EU agency links J&J shot to rare clots, says odds favor use » Regulators in the European Union said Tuesday they’ve found a “possible link” between Johnson & Johnson’s coronavirus vaccine and extremely rare blood clots. WORLD’s Anna Johansen Brown reports.
ANNA JOHANSEN BROWN: The European Medicines Agency has recommended adding a warning label to the vaccine. But experts at the agency also reiterated that the vaccine’s benefits far outweigh the risks.
It said blood clotting should be considered a “very rare” side effect of the vaccine.
The EMA made its determination after looking at a half-dozen cases among some 7 million Americans who have received the J&J shots.
Johnson & Johnson immediately announced it will revise its label as requested and resume vaccine shipments to Europe.
In March, EU regulators recommended adding a similar warning label to AstraZeneca’s vaccine.
Reporting for WORLD, I’m Anna Johansen Brown.
Senate panel scrutinizes Georgia election reform laws » The Senate Judiciary Committee held a hearing Tuesday on voting rights, putting Georgia’s new election reform laws under the microscope.
Former Democratic gubernatorial candidate Stacey Abrams told lawmakers,
ABRAMS: Voters of color in Georgia were more likely than white voters to vote by mail for the first time in the last two election cycles.
She said Georgia Republicans knew that when they placed new rules on mail-in voting. Abrams complained that the laws shorten the window to request and return absentee ballot applications and add voter ID requirements to mail-in ballots.
The state already requires voter ID for in-person voting. Under the new rules, anyone returning a ballot by mail will have to provide their driver’s license or state issued ID number. Now voters who don’t have an ID will have other options, such as writing the last four digits of their social security number along with their date of birth on the ballot.
Republicans say they passed the new laws to address concerns about election security.
But Senate Majority Whip Dick Durbin leveled this charge on Tuesday:
DURBIN: These new pieces of legislation may not involve literacy tests or counting the number of jellybeans in a jar like the original Jim Crow, but make no mistake, they are a deliberate effort to suppress voters of color.

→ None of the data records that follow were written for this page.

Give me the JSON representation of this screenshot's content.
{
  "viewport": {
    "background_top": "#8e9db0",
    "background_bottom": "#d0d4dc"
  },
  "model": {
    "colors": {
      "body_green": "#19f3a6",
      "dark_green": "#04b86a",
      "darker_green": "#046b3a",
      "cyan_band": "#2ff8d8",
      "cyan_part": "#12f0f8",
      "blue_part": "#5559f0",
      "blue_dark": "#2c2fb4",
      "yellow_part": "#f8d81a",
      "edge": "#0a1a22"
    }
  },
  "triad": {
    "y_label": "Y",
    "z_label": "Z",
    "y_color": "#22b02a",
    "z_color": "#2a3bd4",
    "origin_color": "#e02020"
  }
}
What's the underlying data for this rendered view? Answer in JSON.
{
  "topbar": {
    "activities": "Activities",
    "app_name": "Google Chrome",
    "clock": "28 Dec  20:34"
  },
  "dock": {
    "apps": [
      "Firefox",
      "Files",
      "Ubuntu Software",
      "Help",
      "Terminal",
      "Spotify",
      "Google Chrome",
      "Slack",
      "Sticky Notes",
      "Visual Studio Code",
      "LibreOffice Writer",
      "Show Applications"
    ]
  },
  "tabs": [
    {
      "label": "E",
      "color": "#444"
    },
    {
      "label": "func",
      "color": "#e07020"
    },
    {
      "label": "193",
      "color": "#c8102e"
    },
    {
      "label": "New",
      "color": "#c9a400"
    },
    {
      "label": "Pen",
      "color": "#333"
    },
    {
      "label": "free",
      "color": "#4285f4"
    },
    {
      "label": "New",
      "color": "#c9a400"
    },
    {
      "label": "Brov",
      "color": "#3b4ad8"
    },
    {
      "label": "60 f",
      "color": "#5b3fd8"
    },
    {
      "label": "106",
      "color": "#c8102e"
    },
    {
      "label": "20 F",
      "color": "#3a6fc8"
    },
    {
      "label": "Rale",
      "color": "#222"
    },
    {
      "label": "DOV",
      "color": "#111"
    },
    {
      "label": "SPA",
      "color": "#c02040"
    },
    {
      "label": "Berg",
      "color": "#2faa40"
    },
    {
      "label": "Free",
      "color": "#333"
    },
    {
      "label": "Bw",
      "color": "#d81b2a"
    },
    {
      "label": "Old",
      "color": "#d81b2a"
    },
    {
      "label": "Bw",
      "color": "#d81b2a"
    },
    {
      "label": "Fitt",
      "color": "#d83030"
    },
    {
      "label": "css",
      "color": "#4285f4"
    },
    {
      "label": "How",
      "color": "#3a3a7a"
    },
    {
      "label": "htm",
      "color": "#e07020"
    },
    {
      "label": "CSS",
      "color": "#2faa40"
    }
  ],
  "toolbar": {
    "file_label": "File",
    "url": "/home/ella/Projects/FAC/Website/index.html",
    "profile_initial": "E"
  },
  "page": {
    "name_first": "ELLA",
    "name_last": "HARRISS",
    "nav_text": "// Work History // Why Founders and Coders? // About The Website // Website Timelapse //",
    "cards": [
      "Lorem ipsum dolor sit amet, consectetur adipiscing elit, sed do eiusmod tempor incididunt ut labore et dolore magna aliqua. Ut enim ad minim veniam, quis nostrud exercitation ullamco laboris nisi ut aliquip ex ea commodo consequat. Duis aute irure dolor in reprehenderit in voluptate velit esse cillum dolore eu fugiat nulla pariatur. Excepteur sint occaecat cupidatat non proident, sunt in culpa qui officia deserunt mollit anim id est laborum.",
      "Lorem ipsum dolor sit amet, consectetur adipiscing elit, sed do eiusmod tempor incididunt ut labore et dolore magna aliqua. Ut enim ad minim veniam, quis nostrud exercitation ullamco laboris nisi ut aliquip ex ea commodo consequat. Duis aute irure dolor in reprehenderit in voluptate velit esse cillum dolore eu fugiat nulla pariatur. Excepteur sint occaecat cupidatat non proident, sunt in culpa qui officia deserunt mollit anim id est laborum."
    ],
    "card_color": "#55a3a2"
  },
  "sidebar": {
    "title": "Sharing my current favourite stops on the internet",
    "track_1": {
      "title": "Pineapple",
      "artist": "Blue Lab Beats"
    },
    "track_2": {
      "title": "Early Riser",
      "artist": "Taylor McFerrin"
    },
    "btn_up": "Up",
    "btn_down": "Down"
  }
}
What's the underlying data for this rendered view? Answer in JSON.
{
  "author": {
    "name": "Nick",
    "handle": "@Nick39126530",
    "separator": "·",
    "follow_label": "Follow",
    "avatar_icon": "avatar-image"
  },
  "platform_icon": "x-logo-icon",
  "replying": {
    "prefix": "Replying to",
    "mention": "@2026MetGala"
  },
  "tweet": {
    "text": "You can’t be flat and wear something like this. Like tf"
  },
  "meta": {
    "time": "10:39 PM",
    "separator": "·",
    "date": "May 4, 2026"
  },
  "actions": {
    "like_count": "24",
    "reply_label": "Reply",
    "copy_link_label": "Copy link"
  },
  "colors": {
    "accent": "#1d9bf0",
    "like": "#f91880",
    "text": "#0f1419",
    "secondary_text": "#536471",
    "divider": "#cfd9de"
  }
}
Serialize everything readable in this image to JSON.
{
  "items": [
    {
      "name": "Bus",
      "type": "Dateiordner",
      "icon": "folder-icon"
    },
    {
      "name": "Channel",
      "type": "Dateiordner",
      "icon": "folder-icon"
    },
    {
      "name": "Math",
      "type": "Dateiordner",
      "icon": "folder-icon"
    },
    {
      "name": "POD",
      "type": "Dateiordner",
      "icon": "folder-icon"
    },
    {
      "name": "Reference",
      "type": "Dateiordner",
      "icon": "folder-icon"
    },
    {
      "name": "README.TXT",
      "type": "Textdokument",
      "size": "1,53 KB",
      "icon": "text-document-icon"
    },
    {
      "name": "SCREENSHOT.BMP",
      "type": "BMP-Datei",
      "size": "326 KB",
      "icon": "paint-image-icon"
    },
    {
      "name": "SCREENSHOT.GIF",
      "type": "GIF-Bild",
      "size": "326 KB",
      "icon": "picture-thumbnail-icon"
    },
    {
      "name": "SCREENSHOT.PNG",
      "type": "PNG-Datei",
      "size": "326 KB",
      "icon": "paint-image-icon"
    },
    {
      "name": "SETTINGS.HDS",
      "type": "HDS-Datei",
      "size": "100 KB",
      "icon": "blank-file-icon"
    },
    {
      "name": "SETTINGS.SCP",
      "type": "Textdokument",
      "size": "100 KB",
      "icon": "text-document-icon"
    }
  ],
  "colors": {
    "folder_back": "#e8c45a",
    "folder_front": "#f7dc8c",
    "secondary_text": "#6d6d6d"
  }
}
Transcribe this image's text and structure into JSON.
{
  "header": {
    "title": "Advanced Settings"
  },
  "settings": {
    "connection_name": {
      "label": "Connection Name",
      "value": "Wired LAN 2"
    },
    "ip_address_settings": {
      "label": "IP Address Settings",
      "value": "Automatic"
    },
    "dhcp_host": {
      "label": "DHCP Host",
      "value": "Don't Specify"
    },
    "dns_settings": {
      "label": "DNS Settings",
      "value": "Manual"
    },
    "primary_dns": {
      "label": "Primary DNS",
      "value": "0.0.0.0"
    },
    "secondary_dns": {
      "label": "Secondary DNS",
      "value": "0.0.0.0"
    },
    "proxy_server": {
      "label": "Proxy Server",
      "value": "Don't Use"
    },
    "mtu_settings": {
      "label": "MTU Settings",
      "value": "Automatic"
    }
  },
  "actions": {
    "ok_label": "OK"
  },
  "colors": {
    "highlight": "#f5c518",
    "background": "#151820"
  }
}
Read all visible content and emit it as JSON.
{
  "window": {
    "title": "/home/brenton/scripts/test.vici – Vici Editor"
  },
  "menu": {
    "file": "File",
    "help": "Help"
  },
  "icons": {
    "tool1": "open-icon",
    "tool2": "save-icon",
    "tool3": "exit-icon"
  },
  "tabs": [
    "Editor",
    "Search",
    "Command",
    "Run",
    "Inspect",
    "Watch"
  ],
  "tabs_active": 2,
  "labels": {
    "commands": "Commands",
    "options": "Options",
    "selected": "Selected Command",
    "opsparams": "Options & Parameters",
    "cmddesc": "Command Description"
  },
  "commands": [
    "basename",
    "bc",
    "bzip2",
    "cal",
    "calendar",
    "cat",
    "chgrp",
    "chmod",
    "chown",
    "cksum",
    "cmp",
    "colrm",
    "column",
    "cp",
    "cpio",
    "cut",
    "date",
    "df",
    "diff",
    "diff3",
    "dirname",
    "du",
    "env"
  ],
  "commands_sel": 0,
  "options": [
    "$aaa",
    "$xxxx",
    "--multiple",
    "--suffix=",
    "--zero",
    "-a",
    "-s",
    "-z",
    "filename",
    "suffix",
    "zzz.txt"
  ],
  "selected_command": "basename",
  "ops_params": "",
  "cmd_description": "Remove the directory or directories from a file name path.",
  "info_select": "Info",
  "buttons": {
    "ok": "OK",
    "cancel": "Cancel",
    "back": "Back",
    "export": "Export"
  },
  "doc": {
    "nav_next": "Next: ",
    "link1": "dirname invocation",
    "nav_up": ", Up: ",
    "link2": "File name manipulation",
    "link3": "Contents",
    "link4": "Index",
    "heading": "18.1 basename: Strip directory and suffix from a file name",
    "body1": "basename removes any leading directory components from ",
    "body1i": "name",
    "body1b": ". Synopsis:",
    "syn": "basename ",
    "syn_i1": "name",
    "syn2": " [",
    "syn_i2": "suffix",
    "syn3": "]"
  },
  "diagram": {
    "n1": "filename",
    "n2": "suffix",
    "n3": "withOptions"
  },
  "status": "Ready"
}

GOP Congressman Burgess Owens of Utah, who testified at the hearing, fired back.
OWENS: True racism is this: this projection of Democratic Party on my proud race. It's called the soft bigotry of low expectations.
And he rejected the comparison to Jim Crow.
OWENS: It is disgusting and offensive to compare actual voter suppression and violence of that era that we grew up in with a state law that only asks that people show their ID.
Democrats during the hearing called for more federal oversight of state election laws.
Bill ending religious vaccine exemption now heads to Senate » And finally this morning, lawmakers in Connecticut’s state senate are set to consider a controversial bill that would end a long-standing religious exemption from vaccination requirements for kids in classrooms. WORLD’s Leigh Jones has that story.
LEIGH JONES, REPORTER: Many Democrats in the state House said it’s time to end the religious exemption. House Majority Leader Jason Rojas said the state has seen a steady rise in parents opting out of vaccine requirements on religious grounds, and he added, “We do not know when community immunity might be compromised.”
Some Connecticut Republicans argued the bill was an overreach, stepping on the religious freedoms of thousands.
But the Democratic-controlled House passed the bill after 16 hours of sometimes fiery debate.
That action came hours after an amendment passed that grandfathered in any students with an existing religious exemption.
Democratic Gov. Ned Lamont has said he will sign the legislation into law, if it passes in the state Senate.
Reporting for WORLD, I’m Leigh Jones.